There are many steps that organizations can take to reduce the occurrence of workplace incivility. Perhaps the most important is to set and clearly communicate expectations and standards for employee behavior to build a culture that will not tolerate rudeness or incivility. To be effective, it is critical that these policies are supported and modeled at all levels of the organization, particularly by those in top management. The selection and recruitment process should also align with the organization’s policies on civil interpersonal treatment. Companies should take care to inform potential hires of behavioral expectations and standards and use the interview process and reference checking to identify individuals with a higher propensity to instigate incivility. Organizations can also provide training to employees to provide them with more productive ways of interacting with others and to make them more aware of the negative effects of incivility. Employee performance appraisals and evaluations should also reflect these standards for behavior. Finally, individuals who violate policies against incivility should incur consequences regardless of status. Because many instigators are in positions of power and possess valuable knowledge and skills, organizations may be reluctant to take action; however, the costs of tolerating incivility are too great to be ignored.

References:

  1. Cortina, L. M., Magley, V. J., Williams, J. H., & Langhout, R. D. (2001). Incivility in the workplace: Incidence and impact. Journal of Occupational Health Psychology, 6(1), 64-80.

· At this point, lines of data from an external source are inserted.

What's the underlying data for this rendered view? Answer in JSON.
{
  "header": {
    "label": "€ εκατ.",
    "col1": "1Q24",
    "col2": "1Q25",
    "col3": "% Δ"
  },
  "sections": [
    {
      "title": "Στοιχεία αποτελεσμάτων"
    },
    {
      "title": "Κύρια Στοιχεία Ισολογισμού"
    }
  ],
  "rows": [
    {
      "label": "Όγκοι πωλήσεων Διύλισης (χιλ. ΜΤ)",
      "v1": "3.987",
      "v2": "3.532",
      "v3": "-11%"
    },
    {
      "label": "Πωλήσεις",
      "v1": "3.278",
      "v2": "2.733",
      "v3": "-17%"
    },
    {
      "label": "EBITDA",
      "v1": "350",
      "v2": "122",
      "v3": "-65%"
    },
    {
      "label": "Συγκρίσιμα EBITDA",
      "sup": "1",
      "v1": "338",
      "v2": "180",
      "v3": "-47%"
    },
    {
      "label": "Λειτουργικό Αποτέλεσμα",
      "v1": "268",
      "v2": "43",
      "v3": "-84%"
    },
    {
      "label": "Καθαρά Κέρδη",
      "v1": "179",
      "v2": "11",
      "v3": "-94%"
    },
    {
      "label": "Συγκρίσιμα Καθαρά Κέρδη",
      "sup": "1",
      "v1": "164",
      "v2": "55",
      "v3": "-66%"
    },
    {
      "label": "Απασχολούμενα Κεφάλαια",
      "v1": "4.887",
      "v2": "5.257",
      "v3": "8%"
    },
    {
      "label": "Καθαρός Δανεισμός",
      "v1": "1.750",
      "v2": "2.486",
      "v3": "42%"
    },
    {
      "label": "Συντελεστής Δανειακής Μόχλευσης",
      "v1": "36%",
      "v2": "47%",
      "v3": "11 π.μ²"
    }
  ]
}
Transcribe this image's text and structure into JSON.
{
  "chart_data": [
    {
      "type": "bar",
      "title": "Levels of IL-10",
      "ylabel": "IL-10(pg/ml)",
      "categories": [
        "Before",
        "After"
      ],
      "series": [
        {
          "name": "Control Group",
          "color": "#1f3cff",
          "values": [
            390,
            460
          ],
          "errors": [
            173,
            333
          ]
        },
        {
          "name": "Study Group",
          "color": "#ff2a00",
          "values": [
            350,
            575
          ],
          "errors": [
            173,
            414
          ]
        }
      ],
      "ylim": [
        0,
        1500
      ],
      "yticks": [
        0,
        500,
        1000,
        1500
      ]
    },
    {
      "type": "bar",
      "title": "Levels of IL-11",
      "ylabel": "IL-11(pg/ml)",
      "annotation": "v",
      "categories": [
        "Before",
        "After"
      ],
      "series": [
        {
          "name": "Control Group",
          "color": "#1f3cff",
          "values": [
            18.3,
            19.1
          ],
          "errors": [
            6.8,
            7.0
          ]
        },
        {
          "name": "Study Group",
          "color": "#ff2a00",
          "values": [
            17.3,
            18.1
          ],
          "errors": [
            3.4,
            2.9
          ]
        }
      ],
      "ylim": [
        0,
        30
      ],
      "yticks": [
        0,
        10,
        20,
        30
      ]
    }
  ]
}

  2. Johnson, P. R., & Indvik, J. (2001). Rudeness at work: Impulse over restraint. Public Personnel Management, 30(4), 457-465.
  3. Pearson, C. M., Andersson, L. M., & Porath, C. L. (2000). Assessing and attacking workplace incivility. Organizational Dynamics, 29(3), 123-137.
  4. Pearson, C. M., & Porath, C. L. (2005). On the nature, consequences, and remedies of workplace incivility: No time for “nice”? Think again. Academy of Management Executive, 19(1), 7-18.
  5. Penney, L. M., & Spector, P. E. (in press). Job stress, incivility, and counterproductive work behavior (CWB): The moderating role of negative affectivity. Journal of Organizational Behavior.